Philosophie des limites, la pensée de midi, dans sa quête d’un équilibre humain, de l’harmonie du corps et de l’esprit, d’un homme sensible et raisonnable, invite tout un chacun à connaître ses possibilités, autrement dit ses limites et ses pouvoirs. p. 36.

À la question de savoir ce qui est le plus important, de la lune ou du soleil, de “la pensée de midi” ou de “la pensée de minuit”, je ne puis m’empêcher de songer à l’imparable réponse des Sages de Chelm : “La lune, car elle éclaire la nuit. Le soleil, c’est le jour, on n’en a pas besoin.” C’était avant leur extermination par les nazis. p. 58.

“Nous sommes au temps des âmes humides” [Albert Camus parle de René Char]. p. 62.

“Le soleil de la connaissance se tient une fois de plus en plein midi : le serpent de l’éternité rampe dans sa lumière – voici votre moment à vous, frères de midi.” [Nietzsche]. Note n° 2, p. 74.
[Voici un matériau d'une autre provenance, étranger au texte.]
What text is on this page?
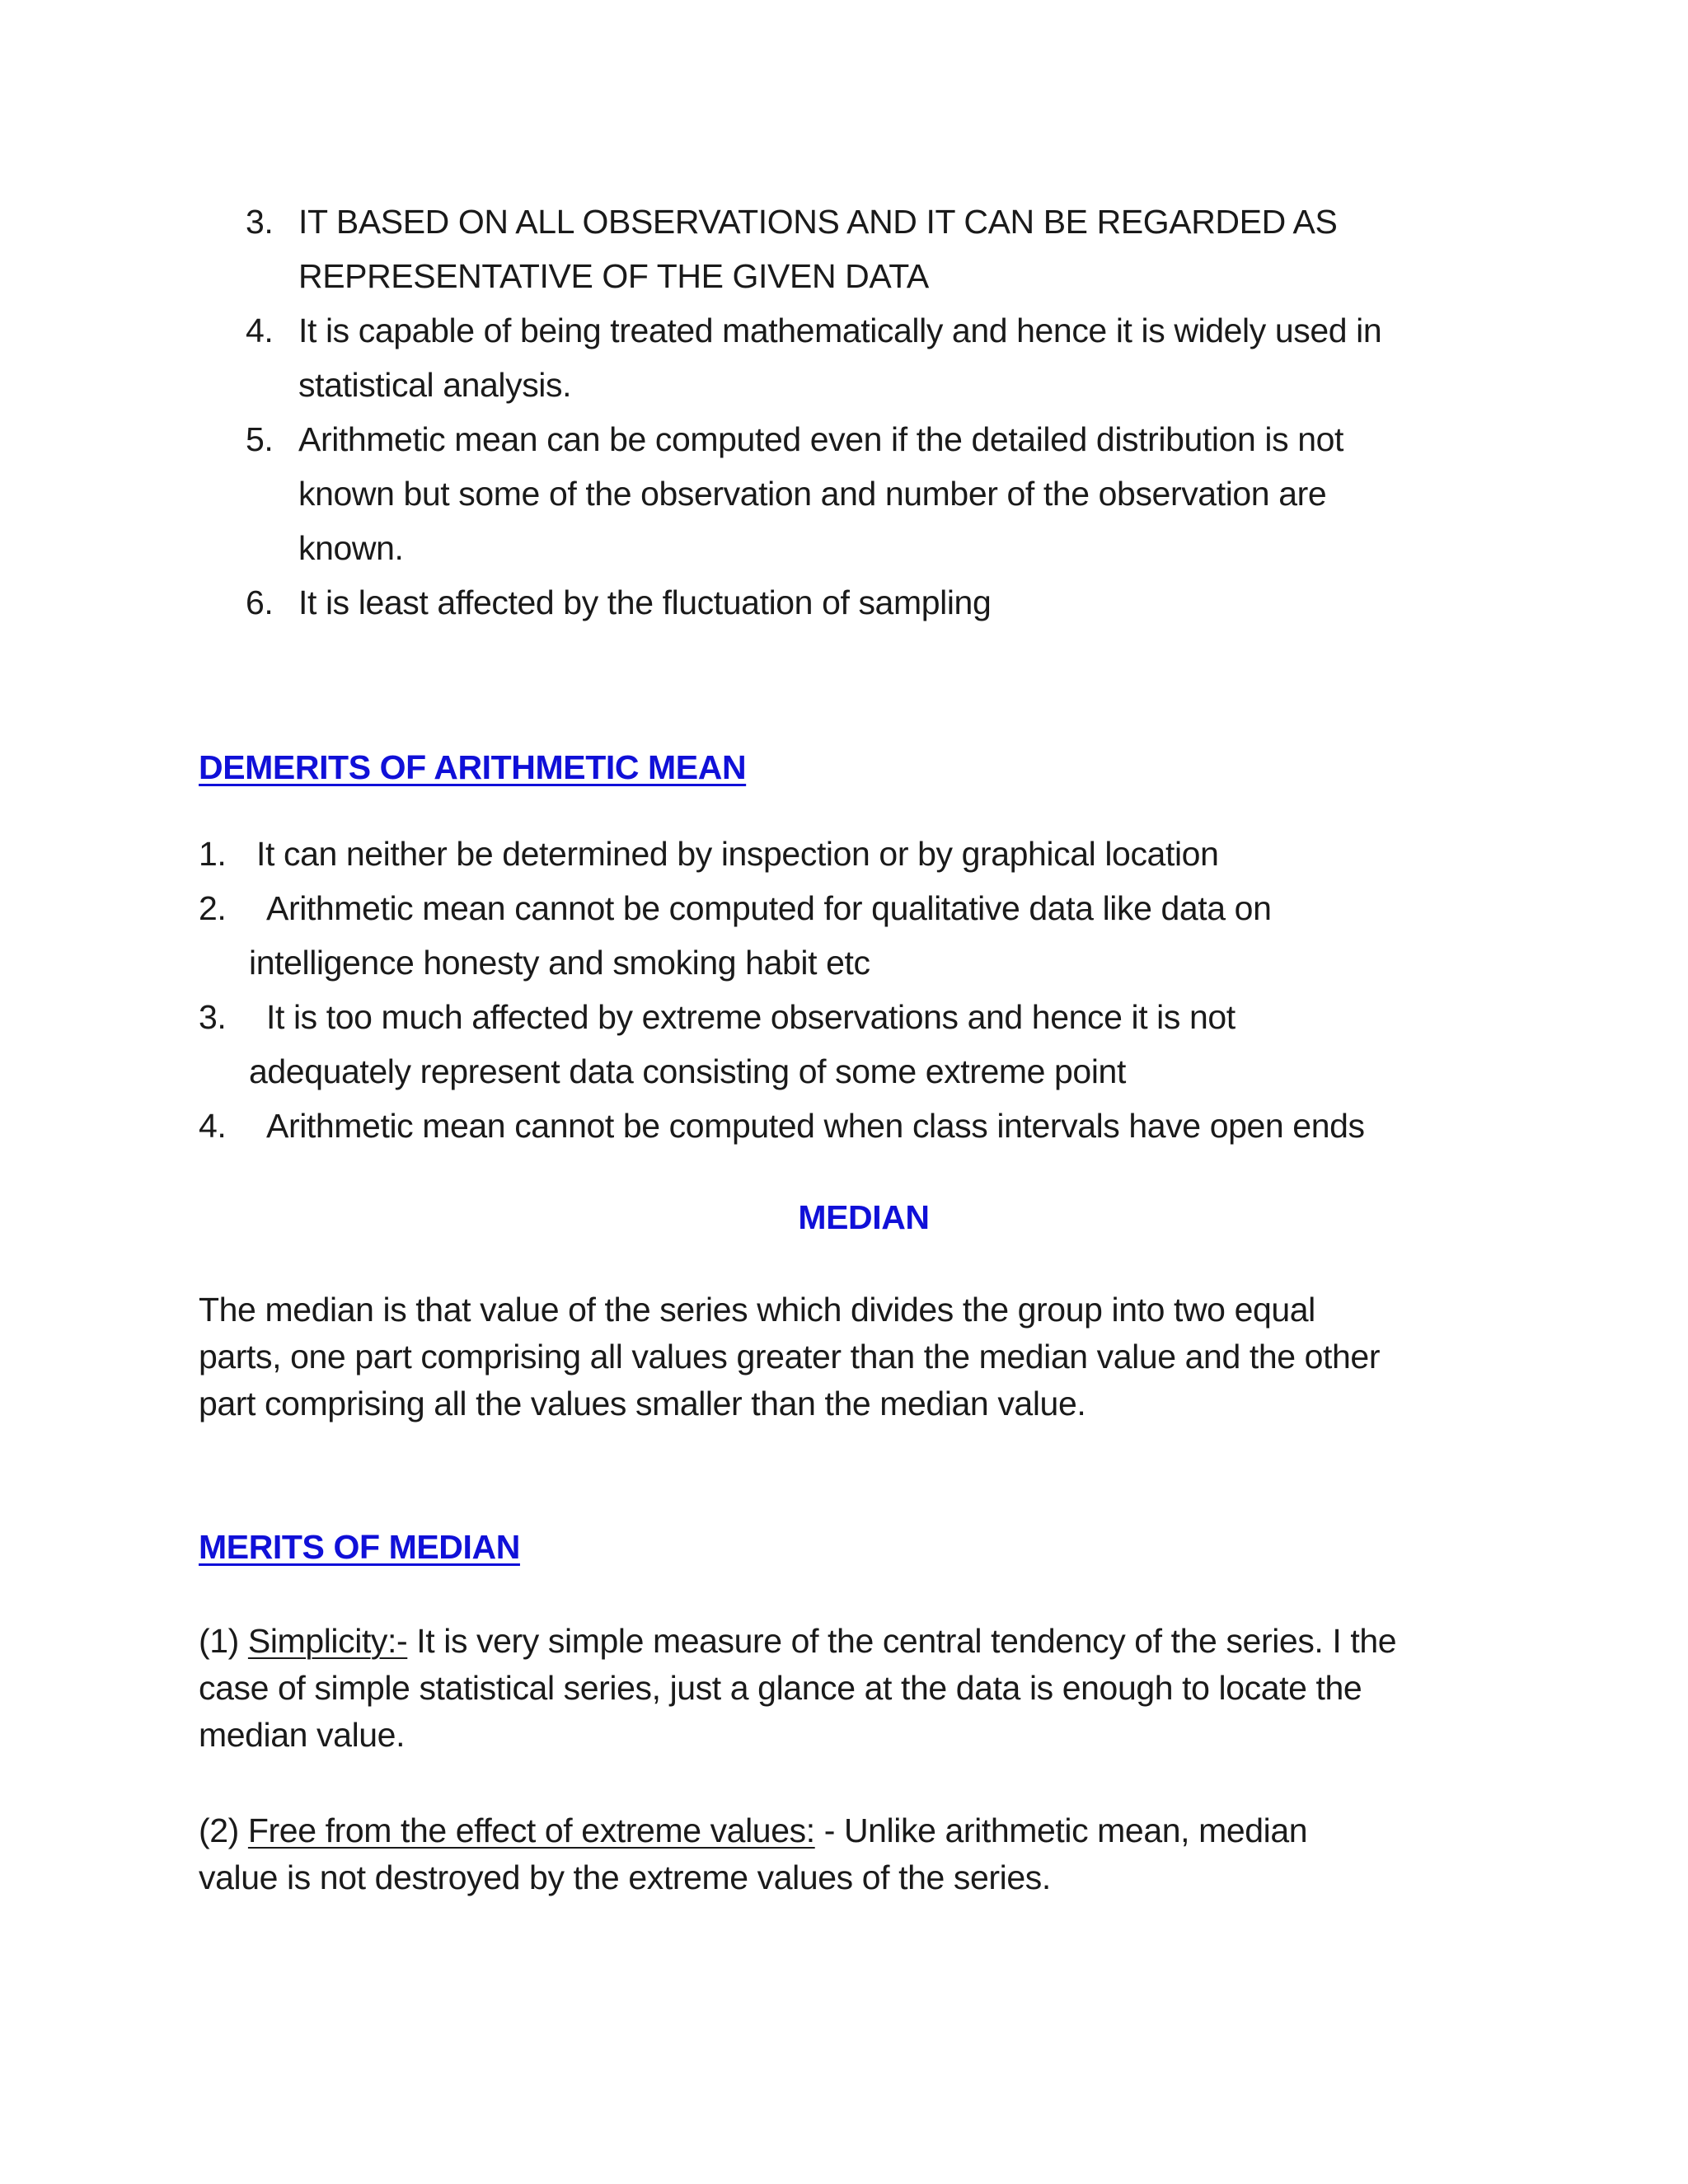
3. IT BASED ON ALL OBSERVATIONS AND IT CAN BE REGARDED AS
REPRESENTATIVE OF THE GIVEN DATA
4. It is capable of being treated mathematically and hence it is widely used in
statistical analysis.
5. Arithmetic mean can be computed even if the detailed distribution is not
known but some of the observation and number of the observation are
known.
6. It is least affected by the fluctuation of sampling
DEMERITS OF ARITHMETIC MEAN
1. It can neither be determined by inspection or by graphical location
2. Arithmetic mean cannot be computed for qualitative data like data on
intelligence honesty and smoking habit etc
3. It is too much affected by extreme observations and hence it is not
adequately represent data consisting of some extreme point
4. Arithmetic mean cannot be computed when class intervals have open ends
MEDIAN
The median is that value of the series which divides the group into two equal
parts, one part comprising all values greater than the median value and the other
part comprising all the values smaller than the median value.
MERITS OF MEDIAN
(1) Simplicity:- It is very simple measure of the central tendency of the series. I the
case of simple statistical series, just a glance at the data is enough to locate the
median value.
(2) Free from the effect of extreme values: - Unlike arithmetic mean, median
value is not destroyed by the extreme values of the series.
C’est “le midi de la vie”, le moment où “le soleil tombe à pic sur la tête » et où “l’âme est prise d’une singulière envie de repos”. Midi désigne le moment de la libération des soucis et des petitesses de la vie encadrée dans les structures de la Raison calculatrice, où la chaîne du temps linéaire s’arrête et où tous les êtres de la nature apparaissent dans une lumière nouvelle avec “une expression d’éternité sur le visage”. p. 74-75.

La “pensée solaire”, ou pensée de midi, marque chez Camus la décision de se situer en dehors du rationalisme mais pas en dehors de l’intelligence. p. 77.
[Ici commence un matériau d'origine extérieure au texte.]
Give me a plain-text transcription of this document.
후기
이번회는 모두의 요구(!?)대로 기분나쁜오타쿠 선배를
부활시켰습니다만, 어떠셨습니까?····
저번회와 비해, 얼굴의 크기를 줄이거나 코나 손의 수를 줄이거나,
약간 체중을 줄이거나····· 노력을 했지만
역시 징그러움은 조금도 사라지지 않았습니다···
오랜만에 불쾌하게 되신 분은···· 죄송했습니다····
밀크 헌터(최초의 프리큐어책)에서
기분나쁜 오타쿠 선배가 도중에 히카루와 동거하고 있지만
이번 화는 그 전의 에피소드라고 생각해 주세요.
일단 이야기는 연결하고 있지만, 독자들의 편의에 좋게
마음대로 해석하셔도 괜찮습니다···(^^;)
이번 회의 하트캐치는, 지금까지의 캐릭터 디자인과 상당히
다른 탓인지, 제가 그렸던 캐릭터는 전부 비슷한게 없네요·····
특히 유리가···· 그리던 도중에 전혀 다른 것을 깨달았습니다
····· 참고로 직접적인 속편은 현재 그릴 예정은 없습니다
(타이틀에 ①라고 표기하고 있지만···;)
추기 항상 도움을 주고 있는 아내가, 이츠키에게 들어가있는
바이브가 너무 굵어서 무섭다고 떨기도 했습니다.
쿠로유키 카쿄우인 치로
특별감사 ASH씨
Au “midi” de la pensée, qui annonce le déclin de l’homme du ressentiment et de sa divinité meurtrière, l’homme révolté incarne un effort de connaissance et d’action lucide et créative, qui aspire à se modeler sur la “vertu qui donne” du Zarathoustra nietzschéen. p. 79.

“[Cet esprit] qui mesure la vie, [qui] est celui-là même qui anime la longue tradition de ce qu’on peut appeler la pensée solaire et où, depuis les Grecs, la nature a toujours été équilibrée au devenir” ? [Camus, L’Homme révolté, p. 372-373]. p. 84.

“Yo soy yo y mi circunstancia” [Je suis moi et ma circonstance]. [Ortega, Meditaciones del Quijote]. p. 86.

Chaque “yo” avec son paysage ; chaque paysage avec son “yo”. Chaque vie exprime un point de vue unique, et vaut dans la mesure de sa fidélité au poste qu’elle tient dans le monde. […] Reconnaître la limite de son propre horizon, rechercher l’originalité de sa position, même en sachant que celle-ci n’est qu’un point de vue, permet à l’homme de rester fidèle à sa condition et de s’ouvrir aux autres dans leur différence, leur rythme, leur musique propre. p. 87.

Ortega relève que la “sensibilité” nihiliste est malade de “presbytie”, au sens où elle mésestime l’immédiat et le proche, alors qu’elle vénère le lointain et le mystérieux. p. 89.

“Le plus grand en l’humain, c’est du Cervantès : avoir tant souffert qu’il sourie à tout” [Ortega, CJE]. p. 93.

C’est le sourire de la mesure qui fonde une éthique solaire. p. 97.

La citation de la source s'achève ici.